It was a meaningless obsession to travel abroad that perhaps emanated from my declining partiality to India and the years-long struggle to renew my passport that preceded my eventual maiden international trip last week. I remember saying to myself during my school days how I would prefer to travel to all the then 35 (now 36) states and union territories in India first before venturing out. This when my friends bragged about their trips outside India before I even had my passport issued in 2008. Yet when I finally flew to Male in the Maldives last week, I had visited about only a dozen of those.
Maybe that summarizes my loyalty and political leaning. Or I have figured out that life is truly short and age is catching up. I call it a meaningless obsession because if I were a true traveller, the destination wouldn’t matter. I should have been happy with the back-to-back visits to Goa in August and September, my hallmark fever accompanying me in the second. Yet, there sat the empty passport and bam came the decision of flying outside India. Maybe it was my most impulsive decision ever.
I flew to Male with some close friends on a sunny afternoon and landed in about three hours. It was pleasant and exciting because it was the first time I flew on an international flight, immediately followed by a domestic one. We joked how in a span of 12 hours, we flew, and rode in a bus, motorboat, cab, and a buggy car. We rented bikes only the following day or the ‘types of transport’ joke would have been more quotable.
It was like any other trip for me, with some notable differences. I paid a bomb and had to justify the price for the experience I was getting. The view that the country (Asia’s smallest) provided, coupled with the luxury that our resort (Kandima Maldives) offered satisfied a major chunk of that justification. The direct-to-sea dive entrance from our villas was the second-best feature. Unlimited Mediterranean food, handling of dollar notes that I had only seen in movies, watching dolphins, and spotting baby sharks crowded the rest of the list.

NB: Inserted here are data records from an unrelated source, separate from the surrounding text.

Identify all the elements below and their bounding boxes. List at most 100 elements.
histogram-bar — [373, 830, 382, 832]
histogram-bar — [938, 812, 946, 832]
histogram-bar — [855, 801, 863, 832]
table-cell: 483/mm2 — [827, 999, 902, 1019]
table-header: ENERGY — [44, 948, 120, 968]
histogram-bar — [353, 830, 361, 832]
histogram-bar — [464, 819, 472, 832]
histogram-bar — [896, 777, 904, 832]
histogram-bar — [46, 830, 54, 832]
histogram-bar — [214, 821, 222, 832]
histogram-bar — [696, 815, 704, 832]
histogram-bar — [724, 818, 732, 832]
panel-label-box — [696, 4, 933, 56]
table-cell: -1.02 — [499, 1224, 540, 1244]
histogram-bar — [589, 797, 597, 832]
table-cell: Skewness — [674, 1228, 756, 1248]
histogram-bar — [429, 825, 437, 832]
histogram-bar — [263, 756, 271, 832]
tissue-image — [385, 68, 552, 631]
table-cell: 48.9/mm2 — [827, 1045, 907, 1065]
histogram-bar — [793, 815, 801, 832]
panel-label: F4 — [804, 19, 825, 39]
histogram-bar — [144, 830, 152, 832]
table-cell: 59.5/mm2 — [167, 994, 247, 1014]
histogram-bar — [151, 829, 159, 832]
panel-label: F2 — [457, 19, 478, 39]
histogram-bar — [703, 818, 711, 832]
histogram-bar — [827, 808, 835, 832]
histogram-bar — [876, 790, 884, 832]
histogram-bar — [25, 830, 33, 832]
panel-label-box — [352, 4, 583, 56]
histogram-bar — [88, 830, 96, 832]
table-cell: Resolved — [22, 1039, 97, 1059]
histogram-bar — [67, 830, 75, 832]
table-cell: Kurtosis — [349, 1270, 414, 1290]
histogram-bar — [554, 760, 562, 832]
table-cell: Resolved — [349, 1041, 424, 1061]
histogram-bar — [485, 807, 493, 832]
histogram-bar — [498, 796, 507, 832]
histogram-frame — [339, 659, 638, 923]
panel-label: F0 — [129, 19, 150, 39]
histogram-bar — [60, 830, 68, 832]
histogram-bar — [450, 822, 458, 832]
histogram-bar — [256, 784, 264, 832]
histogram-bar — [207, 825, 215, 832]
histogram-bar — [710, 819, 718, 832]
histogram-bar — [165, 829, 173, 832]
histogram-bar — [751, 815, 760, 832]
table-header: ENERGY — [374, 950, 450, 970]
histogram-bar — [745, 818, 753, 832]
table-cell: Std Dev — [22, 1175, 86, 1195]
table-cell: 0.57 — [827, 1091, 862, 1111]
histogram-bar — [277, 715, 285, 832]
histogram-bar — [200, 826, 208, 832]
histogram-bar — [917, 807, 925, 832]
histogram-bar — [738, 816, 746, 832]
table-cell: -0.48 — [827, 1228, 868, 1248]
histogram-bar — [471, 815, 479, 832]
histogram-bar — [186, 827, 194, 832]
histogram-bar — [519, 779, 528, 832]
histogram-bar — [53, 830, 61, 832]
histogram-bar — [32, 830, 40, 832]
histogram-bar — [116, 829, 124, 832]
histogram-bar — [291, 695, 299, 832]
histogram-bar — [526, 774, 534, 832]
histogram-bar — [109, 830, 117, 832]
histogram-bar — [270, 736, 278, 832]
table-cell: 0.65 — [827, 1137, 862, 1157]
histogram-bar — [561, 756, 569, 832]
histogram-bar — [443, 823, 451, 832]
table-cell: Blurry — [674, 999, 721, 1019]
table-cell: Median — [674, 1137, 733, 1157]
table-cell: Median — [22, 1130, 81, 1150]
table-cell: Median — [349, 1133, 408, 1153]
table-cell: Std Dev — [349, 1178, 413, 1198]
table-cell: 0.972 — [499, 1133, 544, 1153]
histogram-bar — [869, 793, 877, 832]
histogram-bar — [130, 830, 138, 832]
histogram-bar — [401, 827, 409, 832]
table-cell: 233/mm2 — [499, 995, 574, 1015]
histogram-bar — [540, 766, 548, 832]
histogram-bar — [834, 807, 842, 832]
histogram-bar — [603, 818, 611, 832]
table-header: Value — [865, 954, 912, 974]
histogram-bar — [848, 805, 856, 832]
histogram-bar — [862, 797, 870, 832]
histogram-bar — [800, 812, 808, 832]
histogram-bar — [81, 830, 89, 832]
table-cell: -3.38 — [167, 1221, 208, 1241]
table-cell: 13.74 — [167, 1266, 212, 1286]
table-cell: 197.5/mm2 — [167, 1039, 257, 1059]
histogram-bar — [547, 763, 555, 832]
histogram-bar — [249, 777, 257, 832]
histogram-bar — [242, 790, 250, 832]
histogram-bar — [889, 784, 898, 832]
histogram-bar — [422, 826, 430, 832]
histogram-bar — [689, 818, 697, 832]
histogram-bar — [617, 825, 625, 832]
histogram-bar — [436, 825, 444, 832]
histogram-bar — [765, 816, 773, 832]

At least on two occasions, I didn’t have my passport on me, which I feel is the most notable difference. I strive to be handsfree and pocket-free all the time, so the passport-on-your-person-always requisite troubled me. Thankfully, the only thing I misplaced, and therefore, lost was my $2 cap. Did I tell you I dealt in dollars?
I observed a lot of other things on the trip. Hearing different accents of English is a special kind of pleasure, hospitality is non-intrusive, and medical care is expensive. Some things that you don’t experience or get to see/hear in India.
The most redeeming quality of the trip was that I never felt lost. Being miles away from home, none of the places I was in felt alien to me. I feel like it was the quality I was looking for all these years. Something that has been sporadic in my domestic trips, especially those to southern India. Is that enough reason to make more such trips? I believe so.